The summit included lectures addressing gender disparity in the study of concussion; military adaptations for concussion; sleep disturbance and exercise management following injury; and advances in diagnostic technologies and treatments. The event became personal when NFL Hall of Fame inductee Steve Young spoke of his experience with concussion during a panel discussion.
“I say I had a vanilla concussion,” Young told the assembled clinicians, coaches and community attendees. “My symptoms did not last more than a few days… but now when I forget something, my wife will joke, ‘Here we go — the beginning of the end.’ And I don’t laugh.”
Young continued, “I did so many things playing that I wouldn’t do today. Now I want to live to be 100, but I didn’t make that plan until I was 38 years old. Up until the time I was 38, I just had a plan to live until 20.”
Young was joined on the panel by William Maloney, MD, Stanford professor of orthopedic surgery and team physician for the 49ers and the Golden State Warriors; Gary Steinberg, MD, PhD, chair of neurosurgery at Stanford and former 49ers’ team neurosurgeon; and Jamshid Ghajar, MD, director of the Stanford Brain Performance Center.
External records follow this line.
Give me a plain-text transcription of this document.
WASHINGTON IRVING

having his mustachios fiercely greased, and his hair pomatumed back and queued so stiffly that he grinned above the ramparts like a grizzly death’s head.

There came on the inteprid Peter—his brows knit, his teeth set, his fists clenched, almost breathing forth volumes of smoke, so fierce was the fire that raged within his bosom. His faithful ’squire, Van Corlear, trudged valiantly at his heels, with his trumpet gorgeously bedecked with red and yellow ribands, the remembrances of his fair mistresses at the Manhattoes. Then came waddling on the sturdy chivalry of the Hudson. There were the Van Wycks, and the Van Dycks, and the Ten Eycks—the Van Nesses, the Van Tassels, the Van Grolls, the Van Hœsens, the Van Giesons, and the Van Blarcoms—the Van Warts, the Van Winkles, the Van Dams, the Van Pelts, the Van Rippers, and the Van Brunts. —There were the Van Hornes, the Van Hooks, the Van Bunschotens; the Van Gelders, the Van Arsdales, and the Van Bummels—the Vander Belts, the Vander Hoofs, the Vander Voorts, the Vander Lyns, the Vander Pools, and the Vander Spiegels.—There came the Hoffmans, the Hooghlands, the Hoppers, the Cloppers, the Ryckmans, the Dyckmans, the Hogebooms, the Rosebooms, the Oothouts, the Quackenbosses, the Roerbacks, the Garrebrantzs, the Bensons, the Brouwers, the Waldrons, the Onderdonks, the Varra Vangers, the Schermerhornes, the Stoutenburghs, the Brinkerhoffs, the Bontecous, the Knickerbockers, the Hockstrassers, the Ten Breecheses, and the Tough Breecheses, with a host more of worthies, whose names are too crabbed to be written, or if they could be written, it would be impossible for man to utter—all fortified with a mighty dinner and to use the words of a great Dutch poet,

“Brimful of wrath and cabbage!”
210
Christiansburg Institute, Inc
“Today, Steve would have been taken off the field,” Maloney said. “Now we have an eye in the sky, an athletic trainer connected to a sideline judge, a neurosurgeon unaffiliated with the team assessing the situation… but it is a stressful thing. 95 percent of players want to go back onto the field… you need an objective test to say this doesn’t look good and the NFL has to say everyone must use it so there is no competitive disadvantage.”
For players, the goal is to stay on the field, Young admitted.
“You can play with a brain that’s injured. You can’t play with an injured knee,” Young said. “Why do people try to game the system? Because right now you can… In the end, what Stanford has been doing for years is objective testing and I think that’s an important piece of the puzzle.”
Going forward, Lumba-Brown said she plans to work with the Pac-12 Brain Trauma Task Force to characterize and compare types of concussions and to assess recovery progress and the prediction of outcomes.